Sequels to sacred texts are dangerous because nobody wants nostalgia with a fake mustache grabbing at the money lever. But Heat 2 has one advantage many legacy sequels lack: Mann expanded the story himself, and he is returning to write and direct the film.

The rest of the reported and potential casting is worth keeping an eye on as well. Adam Driver is reportedly being sought to play Wardell, the villain from the novel, while Stephen Graham is in talks to play Neil McCauley, the Robert De Niro role. The Sharlene role is also in play. Ashley Judd is not expected to return, and The Wrap reports that multiple actresses are competing for the part, though no names have been disclosed.

The scale sounds enormous. Production is expected to receive nearly $40 million through California’s tax incentive, and the shoot is being described as a multi-continent undertaking. Dark Horizons also reported planned filming in Chicago, Paraguay, Singapore and a 77-day Los Angeles shoot.

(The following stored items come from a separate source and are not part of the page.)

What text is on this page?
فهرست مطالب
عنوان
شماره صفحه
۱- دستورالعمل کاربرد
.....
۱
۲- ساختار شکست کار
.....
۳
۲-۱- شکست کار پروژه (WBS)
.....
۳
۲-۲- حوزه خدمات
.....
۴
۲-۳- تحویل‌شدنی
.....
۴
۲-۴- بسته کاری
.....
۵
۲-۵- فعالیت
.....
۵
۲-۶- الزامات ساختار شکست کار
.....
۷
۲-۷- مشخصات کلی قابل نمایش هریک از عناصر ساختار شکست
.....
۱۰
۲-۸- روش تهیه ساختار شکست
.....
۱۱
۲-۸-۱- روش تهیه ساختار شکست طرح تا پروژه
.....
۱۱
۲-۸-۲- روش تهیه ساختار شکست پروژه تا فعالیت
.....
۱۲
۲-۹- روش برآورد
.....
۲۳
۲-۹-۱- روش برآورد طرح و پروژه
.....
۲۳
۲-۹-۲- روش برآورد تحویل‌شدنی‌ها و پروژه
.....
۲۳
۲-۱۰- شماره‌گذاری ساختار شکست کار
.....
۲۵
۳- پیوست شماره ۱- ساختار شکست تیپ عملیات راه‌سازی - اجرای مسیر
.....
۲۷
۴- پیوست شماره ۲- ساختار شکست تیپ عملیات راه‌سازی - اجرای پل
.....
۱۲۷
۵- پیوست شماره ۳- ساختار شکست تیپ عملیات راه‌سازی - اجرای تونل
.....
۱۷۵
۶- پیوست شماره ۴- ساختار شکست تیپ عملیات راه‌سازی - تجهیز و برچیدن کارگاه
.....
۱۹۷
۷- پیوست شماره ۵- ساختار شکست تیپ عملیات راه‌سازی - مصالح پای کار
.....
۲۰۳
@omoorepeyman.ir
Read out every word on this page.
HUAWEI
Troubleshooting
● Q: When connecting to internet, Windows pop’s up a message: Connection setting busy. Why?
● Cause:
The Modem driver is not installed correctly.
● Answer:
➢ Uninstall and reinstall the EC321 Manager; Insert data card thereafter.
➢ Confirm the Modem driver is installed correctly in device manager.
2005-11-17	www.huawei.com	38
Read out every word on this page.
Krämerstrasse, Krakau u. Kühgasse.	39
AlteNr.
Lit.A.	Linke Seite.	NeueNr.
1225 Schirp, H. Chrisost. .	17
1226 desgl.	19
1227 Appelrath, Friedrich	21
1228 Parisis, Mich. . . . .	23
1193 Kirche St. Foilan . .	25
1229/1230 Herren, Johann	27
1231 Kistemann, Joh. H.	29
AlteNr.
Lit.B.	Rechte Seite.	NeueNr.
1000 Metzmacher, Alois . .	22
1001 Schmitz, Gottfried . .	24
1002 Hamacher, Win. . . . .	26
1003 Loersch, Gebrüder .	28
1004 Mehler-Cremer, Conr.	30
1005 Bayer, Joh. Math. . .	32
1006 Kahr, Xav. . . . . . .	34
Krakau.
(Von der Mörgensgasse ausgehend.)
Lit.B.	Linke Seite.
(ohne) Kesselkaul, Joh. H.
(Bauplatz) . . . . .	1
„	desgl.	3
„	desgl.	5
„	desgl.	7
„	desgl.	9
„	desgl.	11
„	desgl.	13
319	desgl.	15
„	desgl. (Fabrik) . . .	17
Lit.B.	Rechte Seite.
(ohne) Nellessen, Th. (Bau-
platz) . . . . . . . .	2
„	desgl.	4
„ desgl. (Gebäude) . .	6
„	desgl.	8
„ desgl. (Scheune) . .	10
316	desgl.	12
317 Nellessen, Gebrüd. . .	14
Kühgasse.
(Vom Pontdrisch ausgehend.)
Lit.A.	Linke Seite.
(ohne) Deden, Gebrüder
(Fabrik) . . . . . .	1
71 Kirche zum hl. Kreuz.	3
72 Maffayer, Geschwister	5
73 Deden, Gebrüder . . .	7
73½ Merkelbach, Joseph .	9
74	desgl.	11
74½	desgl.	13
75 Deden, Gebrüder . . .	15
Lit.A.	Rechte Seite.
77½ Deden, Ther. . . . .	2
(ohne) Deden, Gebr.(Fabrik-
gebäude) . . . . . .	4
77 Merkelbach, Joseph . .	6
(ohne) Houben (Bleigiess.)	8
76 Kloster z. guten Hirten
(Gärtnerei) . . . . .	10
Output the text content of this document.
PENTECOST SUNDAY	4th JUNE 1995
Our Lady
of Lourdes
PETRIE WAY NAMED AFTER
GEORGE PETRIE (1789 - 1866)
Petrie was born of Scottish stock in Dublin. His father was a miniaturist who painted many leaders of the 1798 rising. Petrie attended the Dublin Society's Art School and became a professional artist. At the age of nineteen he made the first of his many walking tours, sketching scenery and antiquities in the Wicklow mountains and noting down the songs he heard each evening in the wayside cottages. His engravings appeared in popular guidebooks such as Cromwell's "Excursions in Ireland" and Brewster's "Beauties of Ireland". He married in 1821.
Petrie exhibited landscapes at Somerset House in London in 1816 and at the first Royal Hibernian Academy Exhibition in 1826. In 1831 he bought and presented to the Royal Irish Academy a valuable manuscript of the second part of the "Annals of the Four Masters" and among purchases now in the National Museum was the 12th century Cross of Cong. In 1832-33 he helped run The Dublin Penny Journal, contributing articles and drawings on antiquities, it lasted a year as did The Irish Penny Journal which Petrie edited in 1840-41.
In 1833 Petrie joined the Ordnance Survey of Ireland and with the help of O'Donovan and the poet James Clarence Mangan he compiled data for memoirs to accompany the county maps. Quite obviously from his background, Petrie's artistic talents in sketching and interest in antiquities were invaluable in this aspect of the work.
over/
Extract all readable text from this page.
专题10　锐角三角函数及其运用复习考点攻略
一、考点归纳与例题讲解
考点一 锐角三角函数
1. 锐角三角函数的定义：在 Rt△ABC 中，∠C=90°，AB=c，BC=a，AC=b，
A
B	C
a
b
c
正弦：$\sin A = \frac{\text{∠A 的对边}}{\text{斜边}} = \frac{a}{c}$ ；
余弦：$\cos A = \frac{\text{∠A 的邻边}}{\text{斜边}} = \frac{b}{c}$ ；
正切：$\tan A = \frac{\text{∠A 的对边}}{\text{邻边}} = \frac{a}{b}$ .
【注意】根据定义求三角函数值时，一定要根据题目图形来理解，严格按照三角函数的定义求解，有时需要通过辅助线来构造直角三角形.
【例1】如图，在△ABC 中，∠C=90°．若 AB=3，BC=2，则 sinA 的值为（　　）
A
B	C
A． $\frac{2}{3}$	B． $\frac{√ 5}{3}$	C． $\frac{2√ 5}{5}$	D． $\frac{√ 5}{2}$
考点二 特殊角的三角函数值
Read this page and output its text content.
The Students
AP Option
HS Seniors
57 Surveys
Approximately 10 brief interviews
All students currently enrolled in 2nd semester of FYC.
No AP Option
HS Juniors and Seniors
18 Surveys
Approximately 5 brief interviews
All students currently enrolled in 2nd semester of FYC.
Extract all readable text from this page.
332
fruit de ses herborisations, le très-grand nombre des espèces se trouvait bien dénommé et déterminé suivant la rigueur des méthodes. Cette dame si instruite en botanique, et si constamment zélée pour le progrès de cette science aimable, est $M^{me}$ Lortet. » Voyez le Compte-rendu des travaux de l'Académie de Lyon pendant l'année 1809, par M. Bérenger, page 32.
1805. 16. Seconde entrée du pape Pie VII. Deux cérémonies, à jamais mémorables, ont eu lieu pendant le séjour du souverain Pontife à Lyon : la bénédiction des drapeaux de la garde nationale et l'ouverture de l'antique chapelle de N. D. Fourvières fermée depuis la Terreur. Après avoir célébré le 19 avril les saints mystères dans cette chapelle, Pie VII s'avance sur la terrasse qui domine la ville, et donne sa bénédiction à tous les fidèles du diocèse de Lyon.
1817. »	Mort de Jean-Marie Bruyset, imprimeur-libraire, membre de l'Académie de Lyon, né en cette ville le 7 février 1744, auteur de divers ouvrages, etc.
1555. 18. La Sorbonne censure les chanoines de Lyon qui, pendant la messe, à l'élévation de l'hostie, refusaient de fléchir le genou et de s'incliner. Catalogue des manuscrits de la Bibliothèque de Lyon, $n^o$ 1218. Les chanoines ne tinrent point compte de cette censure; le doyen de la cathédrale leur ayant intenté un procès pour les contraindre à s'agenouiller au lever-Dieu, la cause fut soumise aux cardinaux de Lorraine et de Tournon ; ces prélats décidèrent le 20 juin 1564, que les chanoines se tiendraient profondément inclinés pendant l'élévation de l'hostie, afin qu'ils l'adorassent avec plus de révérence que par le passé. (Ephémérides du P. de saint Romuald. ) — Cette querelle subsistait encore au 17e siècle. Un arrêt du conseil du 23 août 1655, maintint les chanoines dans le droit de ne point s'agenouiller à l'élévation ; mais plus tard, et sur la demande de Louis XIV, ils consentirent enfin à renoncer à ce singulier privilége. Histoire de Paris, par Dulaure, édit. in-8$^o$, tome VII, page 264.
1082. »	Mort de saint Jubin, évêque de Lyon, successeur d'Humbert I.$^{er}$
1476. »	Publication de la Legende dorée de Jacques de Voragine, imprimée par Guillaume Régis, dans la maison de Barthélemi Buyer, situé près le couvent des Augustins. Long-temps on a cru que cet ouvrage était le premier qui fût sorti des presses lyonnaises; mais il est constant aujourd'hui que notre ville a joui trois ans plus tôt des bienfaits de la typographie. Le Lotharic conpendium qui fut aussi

That could make Heat 2 either a grand late-career Mann flex or the most expensive freeway ghost story Hollywood has tried to put on the road in years. Maybe both. Honestly, that is the appeal. Heat was always about people who can’t stop moving, even when the thing chasing them is themselves. Thirty years later, Mann appears ready to put those ghosts back on the freeway and hit the gas.